Ytamo album makes the case for 2016 being the year of optimistic music

Cindy Hernandez/Staff Writer

Ytamo’s album “MI WO” is an ambitious album for what it blatantly attempts and succeeds at beautifully. By turning electronic music into a venue for the organic, the natural, and seasonal, Japanese musician Ytamo propels the sounds of the fake as living cohesively, like clockwork, but without unnecessary optimism.

In short, the normalcy of the samples used elevates Ytamo’s approach to plunderphonics as the natural order of the world, not the kind of interesting juxtaposition we originally attempt to ascribe to it.
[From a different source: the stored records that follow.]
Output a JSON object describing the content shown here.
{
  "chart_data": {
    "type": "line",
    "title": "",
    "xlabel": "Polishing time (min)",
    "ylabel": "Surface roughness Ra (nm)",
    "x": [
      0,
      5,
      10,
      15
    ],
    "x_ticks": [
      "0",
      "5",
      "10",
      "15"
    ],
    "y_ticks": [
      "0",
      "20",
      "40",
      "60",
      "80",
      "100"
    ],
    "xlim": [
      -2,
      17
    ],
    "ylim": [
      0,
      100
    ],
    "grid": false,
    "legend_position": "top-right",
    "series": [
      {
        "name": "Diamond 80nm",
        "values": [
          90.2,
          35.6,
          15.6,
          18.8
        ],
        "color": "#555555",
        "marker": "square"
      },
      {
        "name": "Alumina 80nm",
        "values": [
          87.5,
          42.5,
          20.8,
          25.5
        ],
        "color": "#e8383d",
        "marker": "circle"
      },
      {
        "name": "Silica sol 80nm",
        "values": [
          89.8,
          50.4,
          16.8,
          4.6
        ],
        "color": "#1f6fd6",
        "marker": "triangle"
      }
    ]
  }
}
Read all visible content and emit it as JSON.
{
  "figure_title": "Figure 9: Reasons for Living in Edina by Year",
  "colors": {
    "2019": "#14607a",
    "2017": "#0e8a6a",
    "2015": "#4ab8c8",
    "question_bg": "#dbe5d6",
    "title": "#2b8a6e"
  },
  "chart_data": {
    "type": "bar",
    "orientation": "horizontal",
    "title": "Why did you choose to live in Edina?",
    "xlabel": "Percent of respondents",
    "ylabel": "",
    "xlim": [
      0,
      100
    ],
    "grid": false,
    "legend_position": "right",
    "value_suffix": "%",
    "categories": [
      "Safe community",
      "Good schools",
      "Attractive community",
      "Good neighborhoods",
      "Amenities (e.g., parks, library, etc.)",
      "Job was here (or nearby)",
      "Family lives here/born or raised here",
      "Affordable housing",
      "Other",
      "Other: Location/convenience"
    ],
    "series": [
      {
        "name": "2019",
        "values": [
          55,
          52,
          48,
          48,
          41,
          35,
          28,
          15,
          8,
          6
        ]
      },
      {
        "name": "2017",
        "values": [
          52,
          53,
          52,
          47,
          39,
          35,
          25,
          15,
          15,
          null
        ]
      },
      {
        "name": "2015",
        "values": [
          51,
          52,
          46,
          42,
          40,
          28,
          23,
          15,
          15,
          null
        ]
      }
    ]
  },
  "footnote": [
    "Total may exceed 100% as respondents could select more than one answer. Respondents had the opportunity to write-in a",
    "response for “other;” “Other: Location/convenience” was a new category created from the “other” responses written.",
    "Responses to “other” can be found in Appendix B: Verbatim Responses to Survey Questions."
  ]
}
We begin on Ytamo’s journey with ‘Hamon,’ beginning with the sounds of lullabies played by toy instruments and the distant high notes of an opera singer as water drops against a Edo-period Japanese percussion style. Trumpets come in, perhaps announcing the arrival of something greater. Kind of like Gershwin’s ‘Rhapsody in Blue’ that mimics through jazz the insanity of industrial sounds against a bustling city, the second track “Autopoiesis,” employs the sounds of machinery, car alarms, and printers failing into a harmonious byproduct of the sounds around us everyday.
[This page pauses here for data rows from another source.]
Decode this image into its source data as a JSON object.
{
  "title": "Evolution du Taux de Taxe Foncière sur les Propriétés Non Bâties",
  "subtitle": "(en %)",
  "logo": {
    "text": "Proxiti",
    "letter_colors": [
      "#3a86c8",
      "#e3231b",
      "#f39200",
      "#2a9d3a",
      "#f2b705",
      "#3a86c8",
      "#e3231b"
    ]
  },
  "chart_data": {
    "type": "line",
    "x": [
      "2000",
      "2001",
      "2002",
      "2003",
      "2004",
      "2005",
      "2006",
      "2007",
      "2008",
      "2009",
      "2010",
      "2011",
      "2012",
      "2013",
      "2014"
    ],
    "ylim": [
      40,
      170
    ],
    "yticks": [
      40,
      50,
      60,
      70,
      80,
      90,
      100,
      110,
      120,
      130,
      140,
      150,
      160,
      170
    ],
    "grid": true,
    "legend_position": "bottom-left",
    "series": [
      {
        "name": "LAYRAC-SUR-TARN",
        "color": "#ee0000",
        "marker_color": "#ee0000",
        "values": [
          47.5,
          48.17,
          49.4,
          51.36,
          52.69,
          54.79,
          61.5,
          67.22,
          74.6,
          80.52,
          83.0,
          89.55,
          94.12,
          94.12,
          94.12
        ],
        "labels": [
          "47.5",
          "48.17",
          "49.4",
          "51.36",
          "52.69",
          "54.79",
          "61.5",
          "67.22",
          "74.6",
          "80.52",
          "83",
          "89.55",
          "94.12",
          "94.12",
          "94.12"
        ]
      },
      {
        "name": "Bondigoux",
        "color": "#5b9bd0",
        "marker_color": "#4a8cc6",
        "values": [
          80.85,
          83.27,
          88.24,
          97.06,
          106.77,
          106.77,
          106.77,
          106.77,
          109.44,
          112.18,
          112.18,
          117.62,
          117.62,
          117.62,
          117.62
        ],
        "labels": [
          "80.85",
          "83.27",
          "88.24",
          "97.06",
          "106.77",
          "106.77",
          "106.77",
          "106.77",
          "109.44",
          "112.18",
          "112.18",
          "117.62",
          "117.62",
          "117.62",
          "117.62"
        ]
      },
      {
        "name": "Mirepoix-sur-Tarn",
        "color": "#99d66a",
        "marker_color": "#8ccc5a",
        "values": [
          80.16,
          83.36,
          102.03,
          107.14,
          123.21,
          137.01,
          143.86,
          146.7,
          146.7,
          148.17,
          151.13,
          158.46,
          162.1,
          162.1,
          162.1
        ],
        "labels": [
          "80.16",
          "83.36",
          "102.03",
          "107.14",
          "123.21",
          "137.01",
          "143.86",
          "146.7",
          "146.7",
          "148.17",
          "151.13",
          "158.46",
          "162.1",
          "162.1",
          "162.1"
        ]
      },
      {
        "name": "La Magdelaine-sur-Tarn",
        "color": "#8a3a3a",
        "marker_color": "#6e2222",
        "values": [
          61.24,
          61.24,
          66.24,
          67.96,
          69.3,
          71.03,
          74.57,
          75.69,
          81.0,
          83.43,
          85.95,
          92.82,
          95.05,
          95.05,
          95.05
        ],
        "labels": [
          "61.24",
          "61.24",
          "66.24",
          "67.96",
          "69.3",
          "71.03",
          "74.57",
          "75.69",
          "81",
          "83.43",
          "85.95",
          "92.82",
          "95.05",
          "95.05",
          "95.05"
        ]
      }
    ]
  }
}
A dreamy, emotional saxophone and Ytamo’s ethereal singing, reminiscent of early Grimes from her first album, “Geidi Primes,” along with a strong percussion that sounds like deep house, dancehall than plunderphonics mess firmly sets Ytamo’s inspirations as reflective, yet highly enjoyable.

On ‘Colorful Waves,’ we have a playfulness reminiscent to Japanese pop origins. The listener gets a vibe like Shibuya-kei and city pop, especially with its mid-century lounge aesthetic. The cutesy synth keyboard makes a position for the optimism this album so greatly champions.
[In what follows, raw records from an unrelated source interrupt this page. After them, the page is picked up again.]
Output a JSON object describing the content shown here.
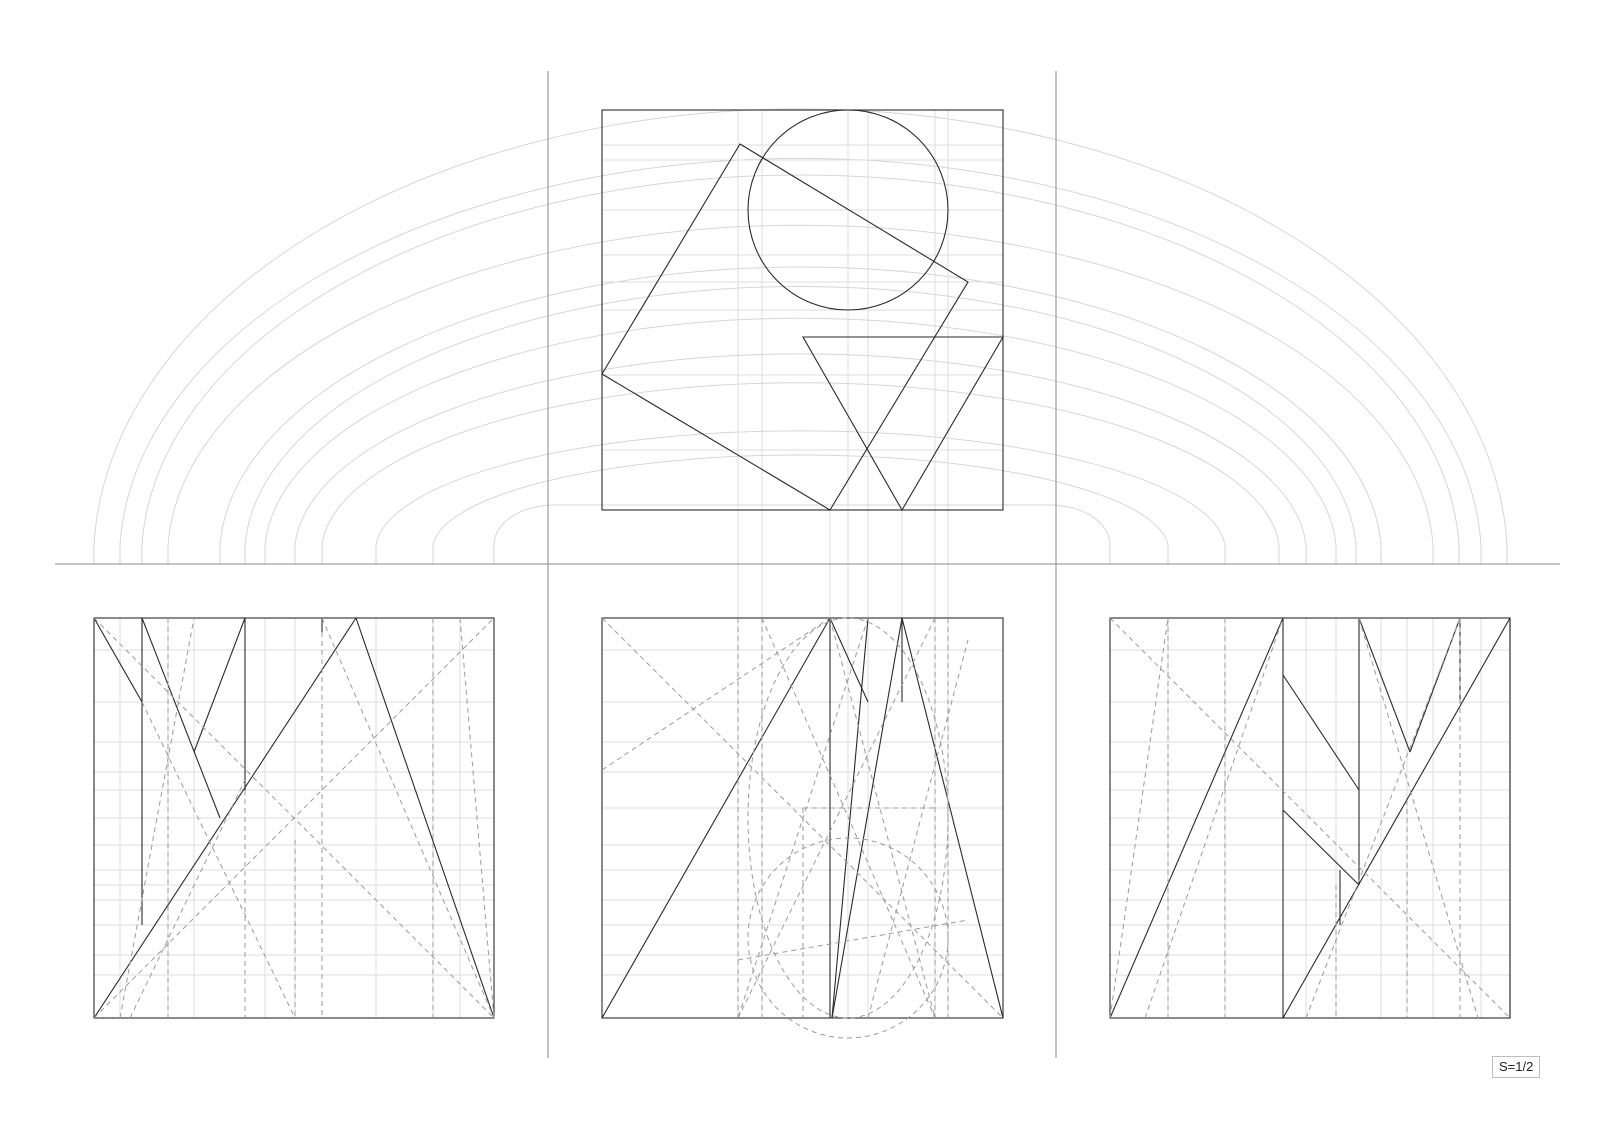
{
  "scale_label": "S=1/2"
}
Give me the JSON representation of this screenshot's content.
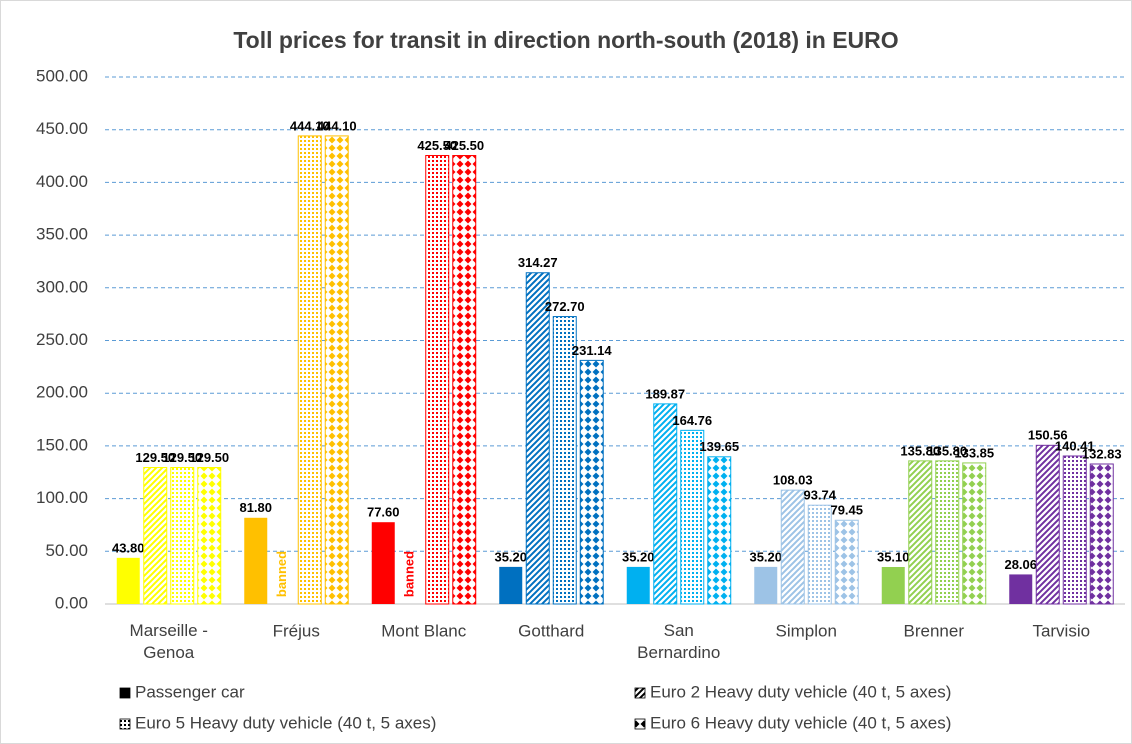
{
  "chart_data": {
    "type": "bar",
    "title": "Toll prices for transit in direction north-south (2018) in EURO",
    "categories": [
      "Marseille - Genoa",
      "Fréjus",
      "Mont Blanc",
      "Gotthard",
      "San Bernardino",
      "Simplon",
      "Brenner",
      "Tarvisio"
    ],
    "category_colors": [
      "#ffff00",
      "#ffc000",
      "#ff0000",
      "#0070c0",
      "#00b0f0",
      "#9dc3e6",
      "#92d050",
      "#7030a0"
    ],
    "series": [
      {
        "name": "Passenger car",
        "pattern": "solid",
        "values": [
          43.8,
          81.8,
          77.6,
          35.2,
          35.2,
          35.2,
          35.1,
          28.06
        ],
        "value_labels": [
          "43.80",
          "81.80",
          "77.60",
          "35.20",
          "35.20",
          "35.20",
          "35.10",
          "28.06"
        ]
      },
      {
        "name": "Euro 2 Heavy duty vehicle (40 t, 5 axes)",
        "pattern": "diagonal",
        "values": [
          129.5,
          null,
          null,
          314.27,
          189.87,
          108.03,
          135.8,
          150.56
        ],
        "value_labels": [
          "129.50",
          "banned",
          "banned",
          "314.27",
          "189.87",
          "108.03",
          "135.80",
          "150.56"
        ]
      },
      {
        "name": "Euro 5 Heavy duty vehicle (40 t, 5 axes)",
        "pattern": "dots",
        "values": [
          129.5,
          444.1,
          425.5,
          272.7,
          164.76,
          93.74,
          135.8,
          140.41
        ],
        "value_labels": [
          "129.50",
          "444.10",
          "425.50",
          "272.70",
          "164.76",
          "93.74",
          "135.80",
          "140.41"
        ]
      },
      {
        "name": "Euro 6 Heavy duty vehicle (40 t, 5 axes)",
        "pattern": "diamonds",
        "values": [
          129.5,
          444.1,
          425.5,
          231.14,
          139.65,
          79.45,
          133.85,
          132.83
        ],
        "value_labels": [
          "129.50",
          "444.10",
          "425.50",
          "231.14",
          "139.65",
          "79.45",
          "133.85",
          "132.83"
        ]
      }
    ],
    "ylim": [
      0,
      500
    ],
    "yticks": [
      {
        "value": 0,
        "label": "0.00"
      },
      {
        "value": 50,
        "label": "50.00"
      },
      {
        "value": 100,
        "label": "100.00"
      },
      {
        "value": 150,
        "label": "150.00"
      },
      {
        "value": 200,
        "label": "200.00"
      },
      {
        "value": 250,
        "label": "250.00"
      },
      {
        "value": 300,
        "label": "300.00"
      },
      {
        "value": 350,
        "label": "350.00"
      },
      {
        "value": 400,
        "label": "400.00"
      },
      {
        "value": 450,
        "label": "450.00"
      },
      {
        "value": 500,
        "label": "500.00"
      }
    ],
    "grid": true,
    "legend": "bottom"
  }
}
That cuteness extends itself into the more Moog synth heavy ‘Human Ocean,’ the lead single off of “MI WO.” On this central track, synth and classical piano battle against the sounds of nature and Ytamo’s adorable vocal stylings and cement a playful rivalry in the instruments used on this album, almost becoming a metafictional look at what it means to make an album so multifaceted in 2016.

On ‘Hen,’ soft meows and little bleeps and bloops glitch together against maracas for a harmonious view of domesticity with a pet, like the official soundtrack to “Nintendogs+Cats.” It’s insane that something this vaguely chiptunes related can sound so mature, but it shows the extent that Ytamo has used these sounds to fabricate optimism into elegance, not joyous manic laughter. On ‘You Me,’ we find Ytamo singing, welcoming us into the comfort of her constructed universe by her ethereal, sing songy repetition of “hajimemashite,” which is a phrase to welcome newcomers in Japanese.

My favorite track is ‘100 Birds.’ It uses one of the most universal symbols of the natural world as a place that perhaps isn’t so chaotic after all; birds replicating their flight and pitter patter of webbed talons through an electric wind chime and a playful drumming that sounds like patty cake. It’s the perfect soundtrack to watch 100 birds fly overhead on Mt.Fuji perhaps.  On the final track, ‘Sensational Area,’ we get a full scope of Ytamo’s vision, finally culminating in an end to traditional instrumentation, but with the most melodic, classical musical styling of any song before hand, like the climax of pleasure and joy at the end of Bjork’s “Vespertine” with the track ‘Unision.’ Bjork asks a lover to “unite, tonight” and on “Sensational Area,” Ytamo asks us to unite to the idea that the future isn’t so scary after all, with sunshine as opposed to snowy winters.